Gain an understanding of sensitive data flow. Chances are you'll find regulated information in surprising locations, such as application logs, VoIP archives, image files and a variety of other systems, as well as the database. Ensuring you can protect both structured and unstructured data will allow your encryption program to grow with your needs and make future decisions easy.

7) Protect your image

With the rapidly growing adoption of virtualization in production environments, operating environments and the data they contain are far more portable. These changes to the traditional security model to protect the data center increase the importance of data-centric controls to maintain separation of duties and address the increased risk of virtual machine theft. The need for data-centric protection further increases in cloud-based infrastructure-as-a-service environments where your information is not only portable, you also don't know where it is and who has access to it.
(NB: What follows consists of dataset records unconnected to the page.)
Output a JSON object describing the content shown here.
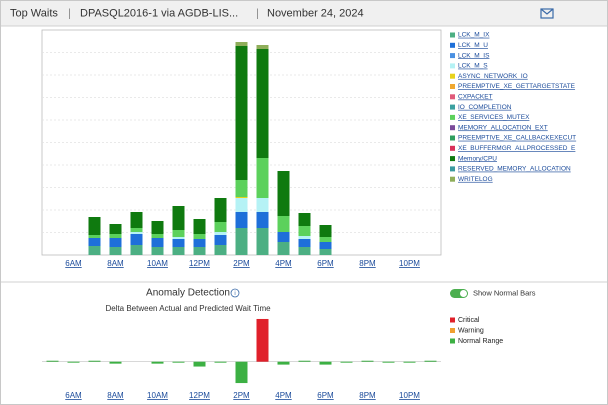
{
  "header": {
    "title": "Top Waits",
    "instance": "DPASQL2016-1 via AGDB-LIS...",
    "date": "November 24, 2024"
  },
  "controls": {
    "toggle_label": "Show Normal Bars"
  },
  "chart_data": [
    {
      "type": "bar",
      "stacked": true,
      "grid": true,
      "ylim": [
        0,
        225
      ],
      "categories": [
        null,
        "6AM",
        null,
        "8AM",
        null,
        "10AM",
        null,
        "12PM",
        null,
        "2PM",
        null,
        "4PM",
        null,
        "6PM",
        null,
        "8PM",
        null,
        "10PM",
        null
      ],
      "series": [
        {
          "name": "LCK_M_IX",
          "color": "#4caf83",
          "values": [
            null,
            null,
            9,
            8,
            10,
            8,
            8,
            8,
            10,
            27,
            27,
            13,
            8,
            6,
            null,
            null,
            null,
            null,
            null
          ]
        },
        {
          "name": "LCK_M_U",
          "color": "#1e6fd9",
          "values": [
            null,
            null,
            8,
            9,
            11,
            9,
            8,
            8,
            10,
            16,
            16,
            10,
            8,
            7,
            null,
            null,
            null,
            null,
            null
          ]
        },
        {
          "name": "LCK_M_IS",
          "color": "#4a90e2",
          "values": [
            null,
            null,
            null,
            null,
            null,
            null,
            null,
            null,
            null,
            null,
            null,
            null,
            null,
            null,
            null,
            null,
            null,
            null,
            null
          ]
        },
        {
          "name": "LCK_M_S",
          "color": "#b5f2f5",
          "values": [
            null,
            null,
            0,
            0,
            2,
            0,
            2,
            0,
            3,
            14,
            14,
            0,
            3,
            0,
            null,
            null,
            null,
            null,
            null
          ]
        },
        {
          "name": "ASYNC_NETWORK_IO",
          "color": "#e8d21c",
          "values": [
            null,
            null,
            null,
            null,
            null,
            null,
            null,
            null,
            null,
            1,
            null,
            null,
            null,
            null,
            null,
            null,
            null,
            null,
            null
          ]
        },
        {
          "name": "PREEMPTIVE_XE_GETTARGETSTATE",
          "color": "#f0a830",
          "values": [
            null,
            null,
            null,
            null,
            null,
            null,
            null,
            null,
            null,
            null,
            null,
            null,
            null,
            null,
            null,
            null,
            null,
            null,
            null
          ]
        },
        {
          "name": "CXPACKET",
          "color": "#e05a7a",
          "values": [
            null,
            null,
            null,
            null,
            null,
            null,
            null,
            null,
            null,
            null,
            null,
            null,
            null,
            null,
            null,
            null,
            null,
            null,
            null
          ]
        },
        {
          "name": "IO_COMPLETION",
          "color": "#3aa0a0",
          "values": [
            null,
            null,
            null,
            null,
            null,
            null,
            null,
            null,
            null,
            null,
            null,
            null,
            null,
            null,
            null,
            null,
            null,
            null,
            null
          ]
        },
        {
          "name": "XE_SERVICES_MUTEX",
          "color": "#5cd15c",
          "values": [
            null,
            null,
            3,
            4,
            4,
            4,
            7,
            5,
            10,
            17,
            40,
            16,
            10,
            5,
            null,
            null,
            null,
            null,
            null
          ]
        },
        {
          "name": "MEMORY_ALLOCATION_EXT",
          "color": "#7a4a9a",
          "values": [
            null,
            null,
            null,
            null,
            null,
            null,
            null,
            null,
            null,
            null,
            null,
            null,
            null,
            null,
            null,
            null,
            null,
            null,
            null
          ]
        },
        {
          "name": "PREEMPTIVE_XE_CALLBACKEXECUT",
          "color": "#2e9e5e",
          "values": [
            null,
            null,
            null,
            null,
            null,
            null,
            null,
            null,
            null,
            null,
            null,
            null,
            null,
            null,
            null,
            null,
            null,
            null,
            null
          ]
        },
        {
          "name": "XE_BUFFERMGR_ALLPROCESSED_E",
          "color": "#d9305a",
          "values": [
            null,
            null,
            null,
            null,
            null,
            null,
            null,
            null,
            null,
            null,
            null,
            null,
            null,
            null,
            null,
            null,
            null,
            null,
            null
          ]
        },
        {
          "name": "Memory/CPU",
          "color": "#0f7a0f",
          "values": [
            null,
            null,
            18,
            10,
            16,
            13,
            24,
            15,
            24,
            134,
            109,
            45,
            13,
            12,
            null,
            null,
            null,
            null,
            null
          ]
        },
        {
          "name": "RESERVED_MEMORY_ALLOCATION",
          "color": "#3a9aa0",
          "values": [
            null,
            null,
            null,
            null,
            null,
            null,
            null,
            null,
            null,
            null,
            null,
            null,
            null,
            null,
            null,
            null,
            null,
            null,
            null
          ]
        },
        {
          "name": "WRITELOG",
          "color": "#8fae5a",
          "values": [
            null,
            null,
            null,
            null,
            null,
            null,
            null,
            null,
            null,
            4,
            4,
            null,
            null,
            null,
            null,
            null,
            null,
            null,
            null
          ]
        }
      ]
    },
    {
      "type": "bar",
      "stacked": true,
      "title": "Anomaly Detection",
      "subtitle": "Delta Between Actual and Predicted Wait Time",
      "ylim": [
        -24,
        45
      ],
      "categories": [
        null,
        "6AM",
        null,
        "8AM",
        null,
        "10AM",
        null,
        "12PM",
        null,
        "2PM",
        null,
        "4PM",
        null,
        "6PM",
        null,
        "8PM",
        null,
        "10PM",
        null
      ],
      "series": [
        {
          "name": "Critical",
          "color": "#e0202a",
          "values": [
            null,
            null,
            null,
            null,
            null,
            null,
            null,
            null,
            null,
            null,
            44,
            null,
            null,
            null,
            null,
            null,
            null,
            null,
            null
          ]
        },
        {
          "name": "Warning",
          "color": "#f0a030",
          "values": [
            null,
            null,
            null,
            null,
            null,
            null,
            null,
            null,
            null,
            null,
            null,
            null,
            null,
            null,
            null,
            null,
            null,
            null,
            null
          ]
        },
        {
          "name": "Normal Range",
          "color": "#3cb043",
          "values": [
            1,
            -1,
            1,
            -2,
            0,
            -2,
            -1,
            -5,
            -1,
            -22,
            null,
            -3,
            1,
            -3,
            -1,
            1,
            -1,
            -1,
            1
          ]
        }
      ]
    }
  ]
}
Using encryption to address these new risks to data security will ensure sensitive data is always protected no matter where the virtual machine goes – allowing your enterprise to confidently leverage these cost-saving technologies.

8) Make it smart

If encryption is only preventing data from physical theft, it is only living up to a fraction of its potential. Look for encryption products that intelligently combine policy into the decryption process. Encryption systems with intelligent policy go beyond “simple switch” encryption to provide strong separation of duties and role-based, user-based and process-based access control. Intelligent policy means fewer audit points, a lower risk profile and better data security.

9) Look for leadership

Be wary of encryption that was built as a feature. These solutions are burdened with sloppy separation of duties models and a lack of centralized management that puts the availability of data at risk and increases audit points, which require expensive hardware security modules and difficult-to-integrate key managers.

If your enterprise is going to encrypt stored data in any significant way, ensure you are working with vendors who have a strong focus on enterprise-level encryption and key management. These experts place specific emphasis on centralized management, secure handling of keys and are heterogeneous – providing you with an elegant system for current and future encryption needs.

10) Enable your business

Now that you know how to simplify encryption, start thinking about how it can enable your business. IT projects that are blocked by security concerns can quickly become realities when encryption is applied.